Let's go through the list of planets: Mercury- little to no atmosphere. You would last between 30 to 90 seconds before blacking out due to a lack of oxygen. Venus- Death would be instant. The heat would incinerate you, the pressure would crush you, and the acidity would vitrify you. Venus' atmosphere is just awful. Earth- about 80 years, give or take 20. This has more to do with genetics, where you live, your standard of living, and how lucky you are. Mars- while there is an atmosphere, the pressure is so low that you wouldn't survive more than a minute or two. Like Mercury, you'd blackout within a minute from lack of oxygen. Jupiter- it would all depend on where you were in the atmosphere, but even then, you'd die pretty quickly. If you are high up, you'd die the same way you do on Mercury or Mars. Too far down and you'd be crushed to death. Where the atmosphere has a pressure similar to Earth, you'd asphyxiate due to lack of oxygen and freeze. Saturn, Uranus, and Neptune- same as Jupiter. All the dwarf planets would be similar to Mercury and Mars, with the addition of freezing as well. All the moons (save for two) would be similar to the dwarf planets. The two exceptions are Io around Jupiter and Titan around Saturn. With Io, you would actually be incinerated as the surface is molten for the most part (there are a few places where this is not the case, but you'd die like you would on Mars).
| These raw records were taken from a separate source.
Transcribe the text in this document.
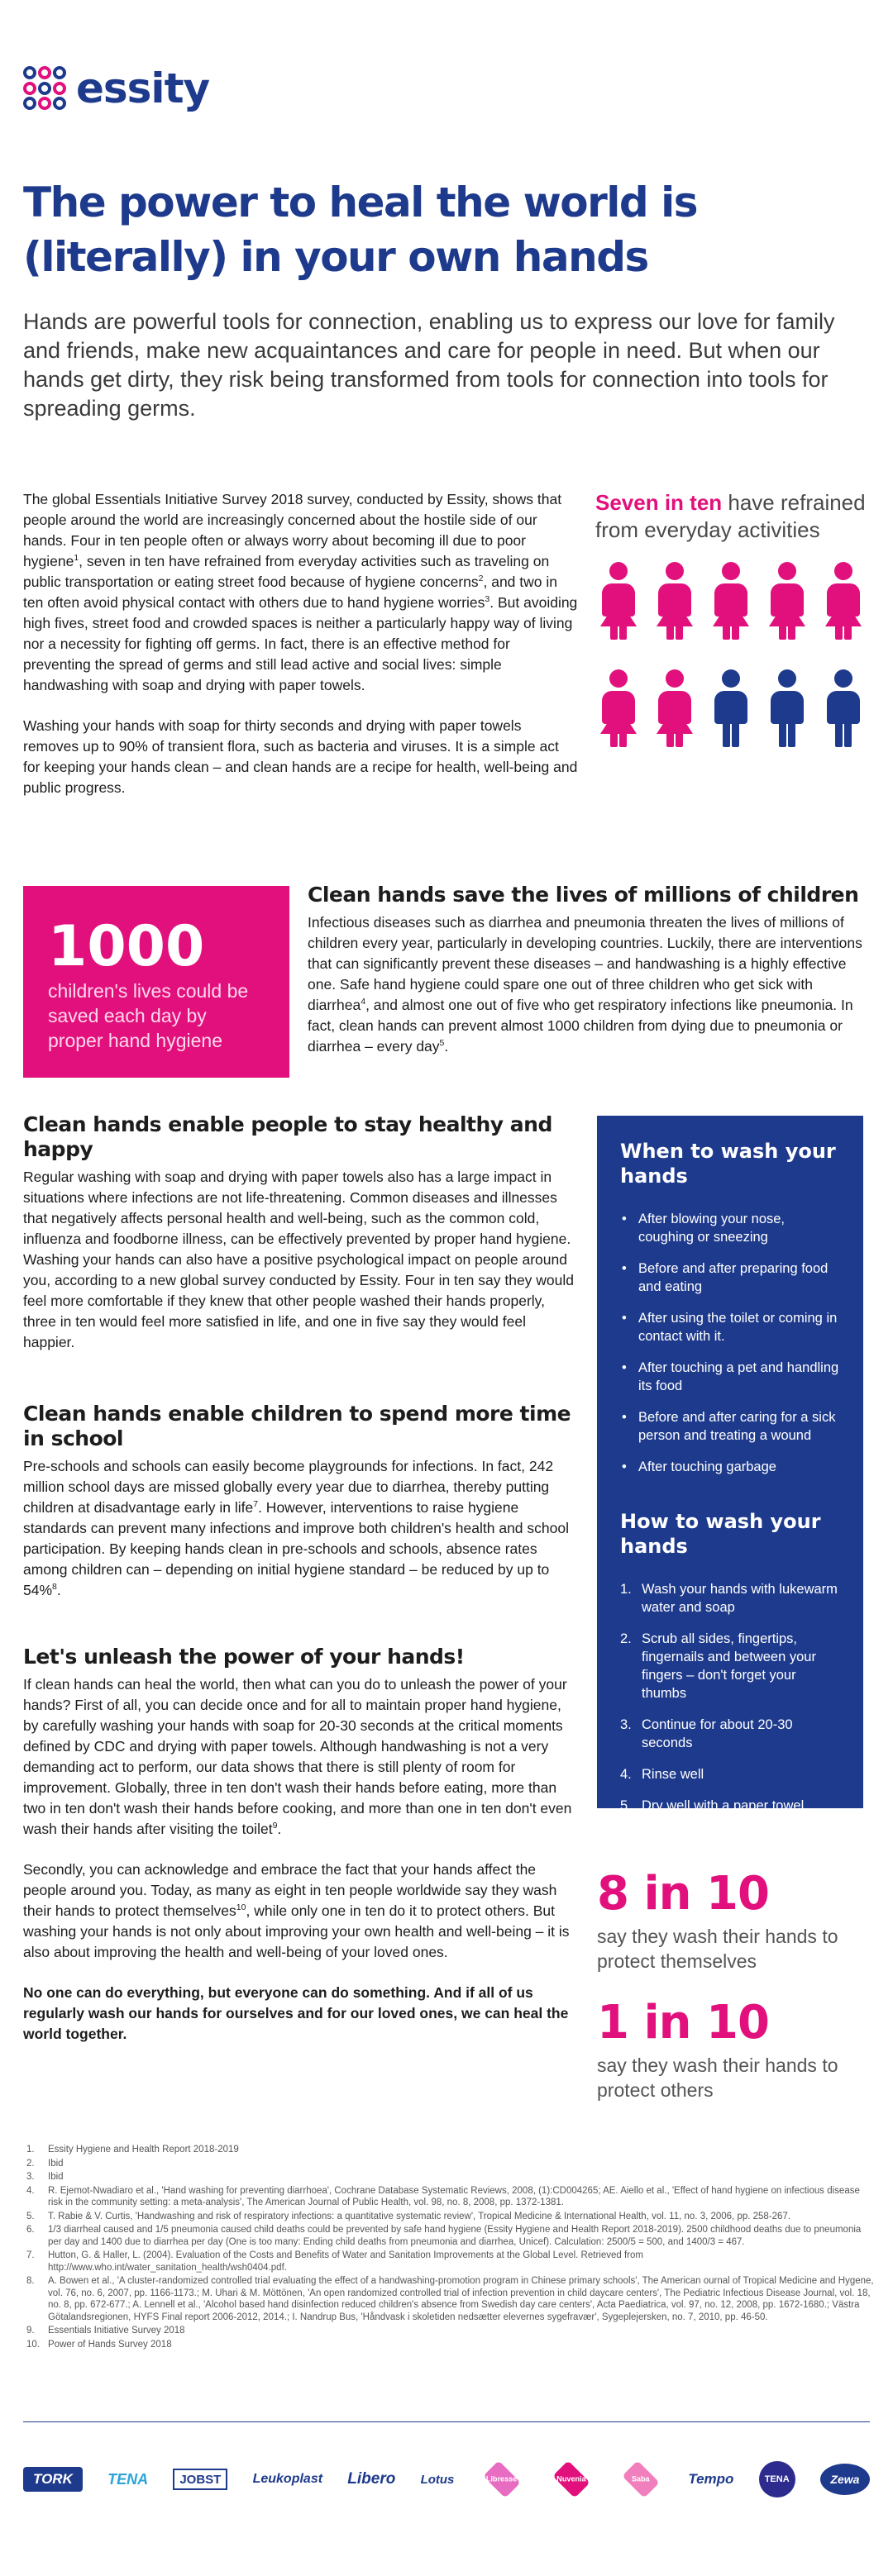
essity
The power to heal the world is (literally) in your own hands

Hands are powerful tools for connection, enabling us to express our love for family and friends, make new acquaintances and care for people in need. But when our hands get dirty, they risk being transformed from tools for connection into tools for spreading germs.

The global Essentials Initiative Survey 2018 survey, conducted by Essity, shows that people around the world are increasingly concerned about the hostile side of our hands. Four in ten people often or always worry about becoming ill due to poor hygiene$^1$, seven in ten have refrained from everyday activities such as traveling on public transportation or eating street food because of hygiene concerns$^2$, and two in ten often avoid physical contact with others due to hand hygiene worries$^3$. But avoiding high fives, street food and crowded spaces is neither a particularly happy way of living nor a necessity for fighting off germs. In fact, there is an effective method for preventing the spread of germs and still lead active and social lives: simple handwashing with soap and drying with paper towels.

Washing your hands with soap for thirty seconds and drying with paper towels removes up to 90% of transient flora, such as bacteria and viruses. It is a simple act for keeping your hands clean – and clean hands are a recipe for health, well-being and public progress.

Seven in ten have refrained from everyday activities
1000
children's lives could be saved each day by proper hand hygiene
Clean hands save the lives of millions of children

Infectious diseases such as diarrhea and pneumonia threaten the lives of millions of children every year, particularly in developing countries. Luckily, there are interventions that can significantly prevent these diseases – and handwashing is a highly effective one. Safe hand hygiene could spare one out of three children who get sick with diarrhea$^4$, and almost one out of five who get respiratory infections like pneumonia. In fact, clean hands can prevent almost 1000 children from dying due to pneumonia or diarrhea – every day$^5$.

Clean hands enable people to stay healthy and happy

Regular washing with soap and drying with paper towels also has a large impact in situations where infections are not life-threatening. Common diseases and illnesses that negatively affects personal health and well-being, such as the common cold, influenza and foodborne illness, can be effectively prevented by proper hand hygiene. Washing your hands can also have a positive psychological impact on people around you, according to a new global survey conducted by Essity. Four in ten say they would feel more comfortable if they knew that other people washed their hands properly, three in ten would feel more satisfied in life, and one in five say they would feel happier.

Clean hands enable children to spend more time in school

Pre-schools and schools can easily become playgrounds for infections. In fact, 242 million school days are missed globally every year due to diarrhea, thereby putting children at disadvantage early in life$^7$. However, interventions to raise hygiene standards can prevent many infections and improve both children's health and school participation. By keeping hands clean in pre-schools and schools, absence rates among children can – depending on initial hygiene standard – be reduced by up to 54%$^8$.

Let's unleash the power of your hands!

If clean hands can heal the world, then what can you do to unleash the power of your hands? First of all, you can decide once and for all to maintain proper hand hygiene, by carefully washing your hands with soap for 20-30 seconds at the critical moments defined by CDC and drying with paper towels. Although handwashing is not a very demanding act to perform, our data shows that there is still plenty of room for improvement. Globally, three in ten don't wash their hands before eating, more than two in ten don't wash their hands before cooking, and more than one in ten don't even wash their hands after visiting the toilet$^9$.

Secondly, you can acknowledge and embrace the fact that your hands affect the people around you. Today, as many as eight in ten people worldwide say they wash their hands to protect themselves$^{10}$, while only one in ten do it to protect others. But washing your hands is not only about improving your own health and well-being – it is also about improving the health and well-being of your loved ones.

No one can do everything, but everyone can do something. And if all of us regularly wash our hands for ourselves and for our loved ones, we can heal the world together.

When to wash your hands
• After blowing your nose, coughing or sneezing
• Before and after preparing food and eating
• After using the toilet or coming in contact with it.
• After touching a pet and handling its food
• Before and after caring for a sick person and treating a wound
• After touching garbage
How to wash your hands
1. Wash your hands with lukewarm water and soap
2. Scrub all sides, fingertips, fingernails and between your fingers – don't forget your thumbs
3. Continue for about 20-30 seconds
4. Rinse well
5. Dry well with a paper towel
8 in 10
say they wash their hands to protect themselves
1 in 10
say they wash their hands to protect others
1. Essity Hygiene and Health Report 2018-2019
2. Ibid
3. Ibid
4. R. Ejemot-Nwadiaro et al., 'Hand washing for preventing diarrhoea', Cochrane Database Systematic Reviews, 2008, (1):CD004265; AE. Aiello et al., 'Effect of hand hygiene on infectious disease risk in the community setting: a meta-analysis', The American Journal of Public Health, vol. 98, no. 8, 2008, pp. 1372-1381.
5. T. Rabie & V. Curtis, 'Handwashing and risk of respiratory infections: a quantitative systematic review', Tropical Medicine & International Health, vol. 11, no. 3, 2006, pp. 258-267.
6. 1/3 diarrheal caused and 1/5 pneumonia caused child deaths could be prevented by safe hand hygiene (Essity Hygiene and Health Report 2018-2019). 2500 childhood deaths due to pneumonia per day and 1400 due to diarrhea per day (One is too many: Ending child deaths from pneumonia and diarrhea, Unicef). Calculation: 2500/5 = 500, and 1400/3 = 467.
7. Hutton, G. & Haller, L. (2004). Evaluation of the Costs and Benefits of Water and Sanitation Improvements at the Global Level. Retrieved from http://www.who.int/water_sanitation_health/wsh0404.pdf.
8. A. Bowen et al., 'A cluster-randomized controlled trial evaluating the effect of a handwashing-promotion program in Chinese primary schools', The American ournal of Tropical Medicine and Hygene, vol. 76, no. 6, 2007, pp. 1166-1173.; M. Uhari & M. Möttönen, 'An open randomized controlled trial of infection prevention in child daycare centers', The Pediatric Infectious Disease Journal, vol. 18, no. 8, pp. 672-677.; A. Lennell et al., 'Alcohol based hand disinfection reduced children's absence from Swedish day care centers', Acta Paediatrica, vol. 97, no. 12, 2008, pp. 1672-1680.; Västra Götalandsregionen, HYFS Final report 2006-2012, 2014.; I. Nandrup Bus, 'Håndvask i skoletiden nedsætter elevernes sygefravær', Sygeplejersken, no. 7, 2010, pp. 46-50.
9. Essentials Initiative Survey 2018
10. Power of Hands Survey 2018
TORK	TENA	JOBST	Leukoplast Libero Lotus	Libresse	Nuvenia	Saba	Tempo	TENA	Zewa
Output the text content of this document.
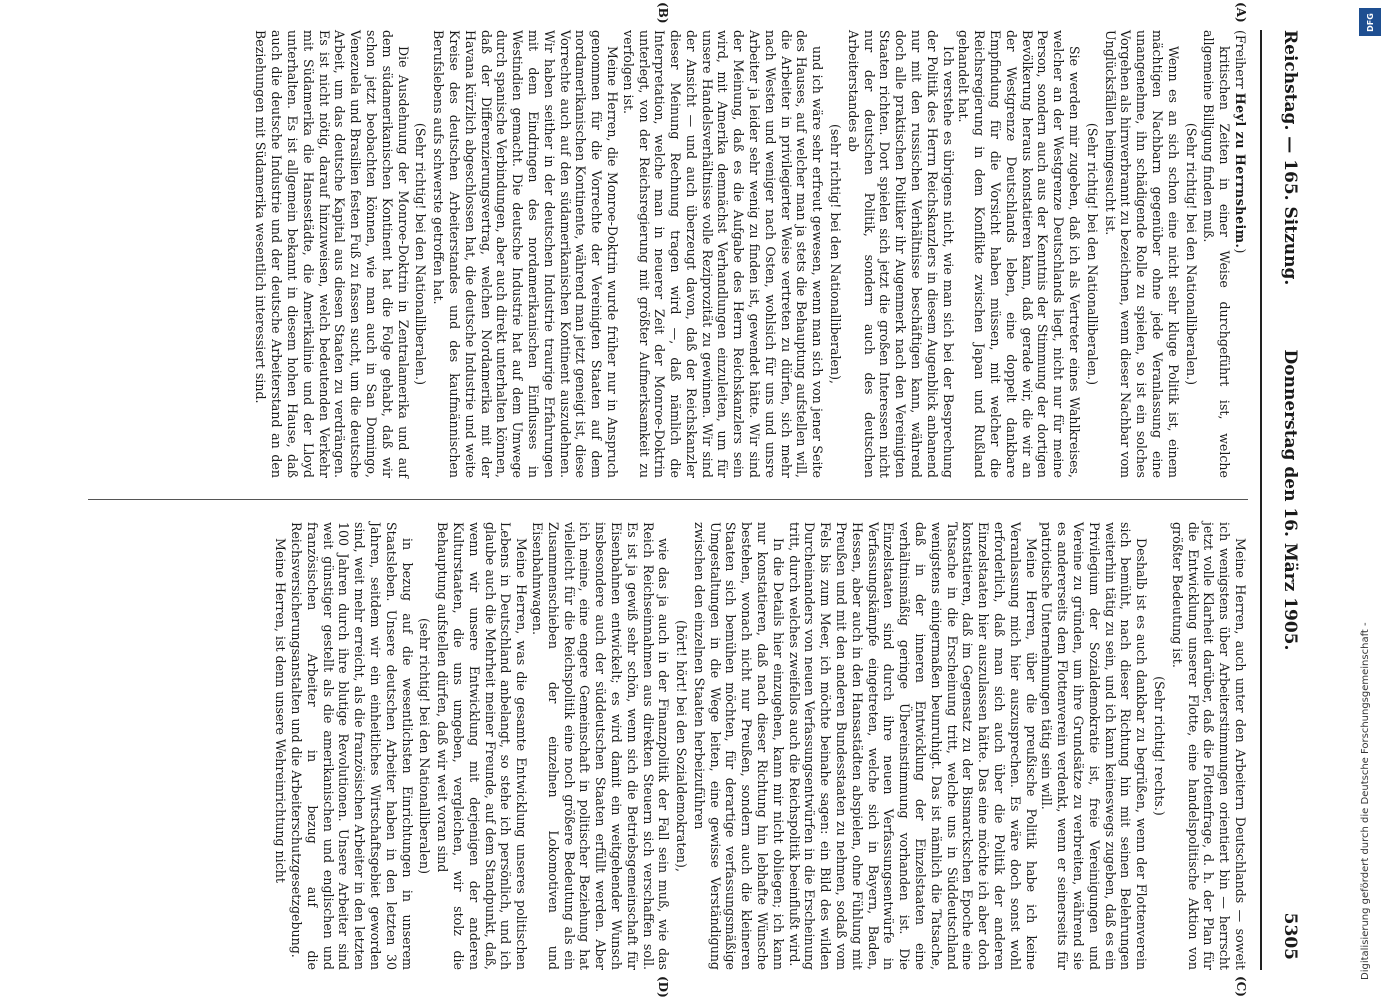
Reichstag. — 165. Sitzung.
Donnerstag den 16. März 1905.
5305

(Freiherr Heyl zu Herrnsheim.)

kritischen Zeiten in einer Weise durchgeführt ist, welche allgemeine Billigung finden muß.

(Sehr richtig! bei den Nationalliberalen.)

Wenn es an sich schon eine nicht sehr kluge Politik ist, einem mächtigen Nachbarn gegenüber ohne jede Veranlassung eine unangenehme, ihn schädigende Rolle zu spielen, so ist ein solches Vorgehen als hirnverbrannt zu bezeichnen, wenn dieser Nachbar vom Unglücksfällen heimgesucht ist.

(Sehr richtig! bei den Nationalliberalen.)

Sie werden mir zugeben, daß ich als Vertreter eines Wahlkreises, welcher an der Westgrenze Deutschlands liegt, nicht nur für meine Person, sondern auch aus der Kenntnis der Stimmung der dortigen Bevölkerung heraus konstatieren kann, daß gerade wir, die wir an der Westgrenze Deutschlands leben, eine doppelt dankbare Empfindung für die Vorsicht haben müssen, mit welcher die Reichsregierung in dem Konflikte zwischen Japan und Rußland gehandelt hat.

Ich verstehe es übrigens nicht, wie man sich bei der Besprechung der Politik des Herrn Reichskanzlers in diesem Augenblick anbanend nur mit den russischen Verhältnisse beschäftigen kann, während doch alle praktischen Politiker ihr Augenmerk nach den Vereinigten Staaten richten. Dort spielen sich jetzt die großen Interessen nicht nur der deutschen Politik, sondern auch des deutschen Arbeiterstandes ab

(sehr richtig! bei den Nationalliberalen),

und ich wäre sehr erfreut gewesen, wenn man sich von jener Seite des Hauses, auf welcher man ja stets die Behauptung aufstellen will, die Arbeiter in privilegierter Weise vertreten zu dürfen, sich mehr nach Westen und weniger nach Osten, wohlsich für uns und unsre Arbeiter ja leider sehr wenig zu finden ist, gewendet hätte. Wir sind der Meinung, daß es die Aufgabe des Herrn Reichskanzlers sein wird, mit Amerika demnächst Verhandlungen einzuleiten, um für unsere Handelsverhältnisse volle Reziprozität zu gewinnen. Wir sind der Ansicht — und auch überzeugt davon, daß der Reichskanzler dieser Meinung Rechnung tragen wird —, daß nämlich die Interpretation, welche man in neuerer Zeit der Monroe-Doktrin unterlegt, von der Reichsregierung mit größter Aufmerksamkeit zu verfolgen ist.

Meine Herren, die Monroe-Doktrin wurde früher nur in Anspruch genommen für die Vorrechte der Vereinigten Staaten auf dem nordamerikanischen Kontinente, während man jetzt geneigt ist, diese Vorrechte auch auf den südamerikanischen Kontinent auszudehnen. Wir haben seither in der deutschen Industrie traurige Erfahrungen mit dem Eindringen des nordamerikanischen Einflusses in Westindien gemacht. Die deutsche Industrie hat auf dem Umwege durch spanische Verbindungen, aber auch direkt unterhalten können, daß der Differenzierungsvertrag, welchen Nordamerika mit der Havana kürzlich abgeschlossen hat, die deutsche Industrie und weite Kreise des deutschen Arbeiterstandes und des kaufmännischen Berufslebens aufs schwerste getroffen hat.

(Sehr richtig! bei den Nationalliberalen.)

Die Ausdehnung der Monroe-Doktrin in Zentralamerika und auf dem südamerikanischen Kontinent hat die Folge gehabt, daß wir schon jetzt beobachten können, wie man auch in San Domingo, Venezuela und Brasilien festen Fuß zu fassen sucht, um die deutsche Arbeit, um das deutsche Kapital aus diesen Staaten zu verdrängen. Es ist nicht nötig, darauf hinzuweisen, welch bedeutenden Verkehr mit Südamerika die Hansestädte, die Amerikalinie und der Lloyd unterhalten. Es ist allgemein bekannt in diesem hohen Hause, daß auch die deutsche Industrie und der deutsche Arbeiterstand an den Beziehungen mit Südamerika wesentlich interessiert sind.

Meine Herren, auch unter den Arbeitern Deutschlands — soweit ich wenigstens über Arbeiterstimmungen orientiert bin — herrscht jetzt volle Klarheit darüber, daß die Flottenfrage, d. h. der Plan für die Entwicklung unserer Flotte, eine handelspolitische Aktion von größter Bedeutung ist.

(Sehr richtig! rechts.)

Deshalb ist es auch dankbar zu begrüßen, wenn der Flottenverein sich bemüht, nach dieser Richtung hin mit seinen Belehrungen weiterhin tätig zu sein, und ich kann keineswegs zugeben, daß es ein Privilegium der Sozialdemokratie ist, freie Vereinigungen und Vereine zu gründen, um ihre Grundsätze zu verbreiten, während sie es andererseits dem Flottenverein verdenkt, wenn er seinerseits für patriotische Unternehmungen tätig sein will.

Meine Herren, über die preußische Politik habe ich keine Veranlassung mich hier auszusprechen. Es wäre doch sonst wohl erforderlich, daß man sich auch über die Politik der anderen Einzelstaaten hier auszulassen hätte. Das eine möchte ich aber doch konstatieren, daß im Gegensatz zu der Bismarckschen Epoche eine Tatsache in die Erscheinung tritt, welche uns in Süddeutschland wenigstens einigermaßen beunruhigt. Das ist nämlich die Tatsache, daß in der inneren Entwicklung der Einzelstaaten eine verhältnismäßig geringe Übereinstimmung vorhanden ist. Die Einzelstaaten sind durch ihre neuen Verfassungsentwürfe in Verfassungskämpfe eingetreten, welche sich in Bayern, Baden, Hessen, aber auch in den Hansastädten abspielen, ohne Fühlung mit Preußen und mit den anderen Bundesstaaten zu nehmen, sodaß vom Fels bis zum Meer, ich möchte beinahe sagen: ein Bild des wilden Durcheinanders von neuen Verfassungsentwürfen in die Erscheinung tritt, durch welches zweifellos auch die Reichspolitik beeinflußt wird.

In die Details hier einzugehen, kann mir nicht obliegen; ich kann nur konstatieren, daß nach dieser Richtung hin lebhafte Wünsche bestehen, wonach nicht nur Preußen, sondern auch die kleineren Staaten sich bemühen möchten, für derartige verfassungsmäßige Umgestaltungen in die Wege leiten, eine gewisse Verständigung zwischen den einzelnen Staaten herbeizuführen

(hört! hört! bei den Sozialdemokraten),

wie das ja auch in der Finanzpolitik der Fall sein muß, wie das Reich Reichseinnahmen aus direkten Steuern sich verschaffen soll. Es ist ja gewiß sehr schön, wenn sich die Betriebsgemeinschaft für Eisenbahnen entwickelt; es wird damit ein weitgehender Wunsch insbesondere auch der süddeutschen Staaten erfüllt werden. Aber ich meine, eine engere Gemeinschaft in politischer Beziehung hat vielleicht für die Reichspolitik eine noch größere Bedeutung als ein Zusammenschieben der einzelnen Lokomotiven und Eisenbahnwagen.

Meine Herren, was die gesamte Entwicklung unseres politischen Lebens in Deutschland anbelangt, so stehe ich persönlich, und ich glaube auch die Mehrheit meiner Freunde, auf dem Standpunkt, daß, wenn wir unsere Entwicklung mit derjenigen der anderen Kulturstaaten, die uns umgeben, vergleichen, wir stolz die Behauptung aufstellen dürfen, daß wir weit voran sind

(sehr richtig! bei den Nationalliberalen)

in bezug auf die wesentlichsten Einrichtungen in unserem Staatsleben. Unsere deutschen Arbeiter haben in den letzten 30 Jahren, seitdem wir ein einheitliches Wirtschaftsgebiet geworden sind, weit mehr erreicht, als die französischen Arbeiter in den letzten 100 Jahren durch ihre blutige Revolutionen. Unsere Arbeiter sind weit günstiger gestellt als die amerikanischen und englischen und französischen Arbeiter in bezug auf die Reichsversicherungsanstalten und die Arbeiterschutzgesetzgebung.

Meine Herren, ist denn unsere Wehreinrichtung nicht

(A)
(B)
(C)
(D)
Digitalisierung gefördert durch die Deutsche Forschungsgemeinschaft -
DFG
Titan would be the longest place you could live after Earth, if you are good at holding your breath and dealing with the cold. You could probably last a few minutes before running out of useful air or freezing to death (Titan's atmosphere is thicker than Earth's, but not fatally so, so you could hold a breath there. It is really cold (less than -100 degrees Celsius or Fahrenheit), so you'd freeze quickly). While you could live a few minutes, you'd be in agony the entire time. So, if you plan on going anywhere in the solar system, bring that space suit.